Here is the double VPN config I was talking about:

interface Tunnel99

bandwidth 100000

ip address 172.10.1.1 255.255.255.252

ip mtu 1524

delay 1

tunnel source GigabitEthernet0/1

tunnel destination 192.168.1.1

crypto map Cisco

!

interface GigabitEthernet0/1

ip address 192.168.1.2 255.255.255.128

delay 1

duplex full

speed 100

crypto map Cisco

I believe the crypto map "Cisco" should only be configured on the Tunnel or physical interface. The TAC said our map was either configured or encrypted twice.

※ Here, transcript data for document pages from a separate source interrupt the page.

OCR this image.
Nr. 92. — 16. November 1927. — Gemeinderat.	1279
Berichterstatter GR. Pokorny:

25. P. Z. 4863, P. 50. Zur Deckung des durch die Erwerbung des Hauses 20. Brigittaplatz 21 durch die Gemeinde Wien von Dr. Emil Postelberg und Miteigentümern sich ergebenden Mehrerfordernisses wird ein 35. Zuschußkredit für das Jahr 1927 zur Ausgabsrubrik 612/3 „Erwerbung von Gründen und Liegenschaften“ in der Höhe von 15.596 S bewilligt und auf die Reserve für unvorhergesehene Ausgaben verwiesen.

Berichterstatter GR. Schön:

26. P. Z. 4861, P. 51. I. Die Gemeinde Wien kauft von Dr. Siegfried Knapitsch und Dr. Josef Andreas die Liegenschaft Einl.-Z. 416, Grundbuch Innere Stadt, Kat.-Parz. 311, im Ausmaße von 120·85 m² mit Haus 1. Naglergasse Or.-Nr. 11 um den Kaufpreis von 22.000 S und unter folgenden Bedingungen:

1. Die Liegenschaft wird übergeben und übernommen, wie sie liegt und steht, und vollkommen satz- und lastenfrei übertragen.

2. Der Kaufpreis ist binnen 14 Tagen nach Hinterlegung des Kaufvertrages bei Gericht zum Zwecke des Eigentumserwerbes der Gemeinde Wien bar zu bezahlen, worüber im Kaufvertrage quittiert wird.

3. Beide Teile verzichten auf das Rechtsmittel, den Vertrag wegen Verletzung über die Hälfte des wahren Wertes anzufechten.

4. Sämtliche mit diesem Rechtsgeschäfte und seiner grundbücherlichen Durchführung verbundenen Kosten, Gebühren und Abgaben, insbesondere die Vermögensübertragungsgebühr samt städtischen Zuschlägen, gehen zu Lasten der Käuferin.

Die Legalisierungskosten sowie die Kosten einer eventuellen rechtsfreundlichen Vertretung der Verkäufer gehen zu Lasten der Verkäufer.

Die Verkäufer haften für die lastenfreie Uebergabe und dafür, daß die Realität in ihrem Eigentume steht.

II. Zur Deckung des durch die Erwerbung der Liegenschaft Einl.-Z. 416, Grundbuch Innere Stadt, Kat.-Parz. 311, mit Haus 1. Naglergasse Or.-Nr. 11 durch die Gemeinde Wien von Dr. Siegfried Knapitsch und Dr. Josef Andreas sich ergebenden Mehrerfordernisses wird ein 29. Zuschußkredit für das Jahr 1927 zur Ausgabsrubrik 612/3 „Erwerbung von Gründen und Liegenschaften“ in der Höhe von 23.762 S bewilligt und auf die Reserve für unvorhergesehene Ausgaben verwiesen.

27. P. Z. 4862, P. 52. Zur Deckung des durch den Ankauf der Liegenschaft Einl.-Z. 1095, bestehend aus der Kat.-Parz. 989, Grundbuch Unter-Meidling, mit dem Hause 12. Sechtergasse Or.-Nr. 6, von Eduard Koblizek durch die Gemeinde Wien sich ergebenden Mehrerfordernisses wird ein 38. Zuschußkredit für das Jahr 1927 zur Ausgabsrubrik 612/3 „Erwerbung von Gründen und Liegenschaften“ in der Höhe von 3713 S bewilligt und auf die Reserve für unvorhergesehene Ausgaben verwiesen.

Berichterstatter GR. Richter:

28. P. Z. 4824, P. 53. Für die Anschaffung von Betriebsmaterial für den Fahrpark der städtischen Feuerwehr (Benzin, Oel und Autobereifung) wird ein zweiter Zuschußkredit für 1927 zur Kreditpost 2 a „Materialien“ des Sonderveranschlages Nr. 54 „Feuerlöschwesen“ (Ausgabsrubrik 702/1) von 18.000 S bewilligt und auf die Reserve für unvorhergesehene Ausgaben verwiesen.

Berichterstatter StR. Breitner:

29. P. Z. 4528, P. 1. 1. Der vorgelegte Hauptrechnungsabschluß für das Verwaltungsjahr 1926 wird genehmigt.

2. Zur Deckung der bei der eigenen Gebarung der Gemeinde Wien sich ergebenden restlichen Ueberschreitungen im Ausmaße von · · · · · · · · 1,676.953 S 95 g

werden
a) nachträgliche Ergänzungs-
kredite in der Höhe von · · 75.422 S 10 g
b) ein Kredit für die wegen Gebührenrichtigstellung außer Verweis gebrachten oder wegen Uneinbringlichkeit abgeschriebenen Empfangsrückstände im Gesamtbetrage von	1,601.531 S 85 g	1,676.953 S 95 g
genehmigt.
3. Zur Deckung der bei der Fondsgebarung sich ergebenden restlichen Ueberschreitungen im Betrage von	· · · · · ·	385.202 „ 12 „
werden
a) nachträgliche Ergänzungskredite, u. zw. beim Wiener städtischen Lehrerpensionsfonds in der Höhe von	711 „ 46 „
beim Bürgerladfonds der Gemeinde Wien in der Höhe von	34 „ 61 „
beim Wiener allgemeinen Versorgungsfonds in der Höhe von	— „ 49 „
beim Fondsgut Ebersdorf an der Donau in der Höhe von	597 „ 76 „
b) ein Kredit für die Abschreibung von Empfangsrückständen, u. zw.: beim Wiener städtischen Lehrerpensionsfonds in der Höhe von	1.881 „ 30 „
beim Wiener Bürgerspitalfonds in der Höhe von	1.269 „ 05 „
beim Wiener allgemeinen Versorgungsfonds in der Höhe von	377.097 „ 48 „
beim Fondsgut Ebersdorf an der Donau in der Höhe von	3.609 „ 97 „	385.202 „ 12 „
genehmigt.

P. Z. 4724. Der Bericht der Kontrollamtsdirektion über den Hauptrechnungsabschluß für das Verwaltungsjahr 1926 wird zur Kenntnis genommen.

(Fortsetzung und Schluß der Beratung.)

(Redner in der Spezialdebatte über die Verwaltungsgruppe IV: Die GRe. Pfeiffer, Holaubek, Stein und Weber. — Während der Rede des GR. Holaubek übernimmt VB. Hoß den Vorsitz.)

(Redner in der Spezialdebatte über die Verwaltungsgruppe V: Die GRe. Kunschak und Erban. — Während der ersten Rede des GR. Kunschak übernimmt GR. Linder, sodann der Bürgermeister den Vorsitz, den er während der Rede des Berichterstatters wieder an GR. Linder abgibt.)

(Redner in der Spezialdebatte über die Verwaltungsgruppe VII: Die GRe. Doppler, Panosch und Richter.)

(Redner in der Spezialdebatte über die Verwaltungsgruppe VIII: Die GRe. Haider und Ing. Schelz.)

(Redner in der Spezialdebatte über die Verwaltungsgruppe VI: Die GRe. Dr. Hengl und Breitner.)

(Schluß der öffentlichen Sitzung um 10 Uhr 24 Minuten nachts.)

The way this looks to me I thought it was configured twice.

Disclaimer

The   Author of this posting offers the information contained within this   posting without consideration and with the reader's understanding that   there's no implied or expressed suitability or fitness for any purpose.   Information provided is for informational purposes only and should not   be construed as rendering professional advice of any kind. Usage of  this  posting's information is solely at reader's own risk.

Liability Disclaimer

In   no event shall Author be liable for any damages whatsoever (including,   without limitation, damages for loss of use, data or profit) arising  out  of the use or inability to use the posting's information even if  Author  has been advised of the possibility of such damage.

Posting

Ah, got it.  If I remember correctly, the the technique you're using was required several IOS versions ago.  I think newer IOS versions only require the crypto map on the physical interface.  (Note: reason I write "I think", there's even a newer approach for encrypted IP tunnels, VTI interfaces.

PS:

Why IP MTU 1524 on the GRE/IPSec tunnel?  I would expect something like IP MTU 1424.  (I'm guessing you're adding 24 bytes for GRE, but you also have to allow for IPSec overhead, and is jumbo Ethernet enabled/supported across the physical?)

You also might consider using adjust-mss command and tunnel PMTUD.

Lastly, if you do keep using the GRE/IPSec tunnel, you might consider using keep alives across it.

I'm not sure how long the tunnel has been configured this way, long before I started working with this company. I believe the first recommendation by the TAC was what you mentioned about the MTU size. I haven't been able to change anything since this is an important link that needs to be available. What is the process of determining what your MTU size should be? I'd have to consider the GRE, IPSEC and the specific encryptions used, right?

Disclaimer

The  Author of this posting offers the information contained within this  posting without consideration and with the reader's understanding that  there's no implied or expressed suitability or fitness for any purpose.  Information provided is for informational purposes only and should not  be construed as rendering professional advice of any kind. Usage of this  posting's information is solely at reader's own risk.

Liability Disclaimer

In  no event shall Author be liable for any damages whatsoever (including,  without limitation, damages for loss of use, data or profit) arising out  of the use or inability to use the posting's information even if Author  has been advised of the possibility of such damage.

Posting

Yes, correct, you need to figure out overhead of all the encapsulations.  For example, GRE uses 24, IPSec varies on configuration.  (BTW, to avoid all this, one of Cisco's documents just recommends setting IP MTU to 1400 as that should be larger than actual overhead.)

Another technique, if the tunnel is active and "honors" PMTUD, is use a router's extended ping, using a range of packet sizes, with DF set.

Thanks for the information Joseph! We're in the process of doing some upgrades to equipment so when I go to reconfigure everything I'll be sure to use the MTU size of 1400. Thanks again!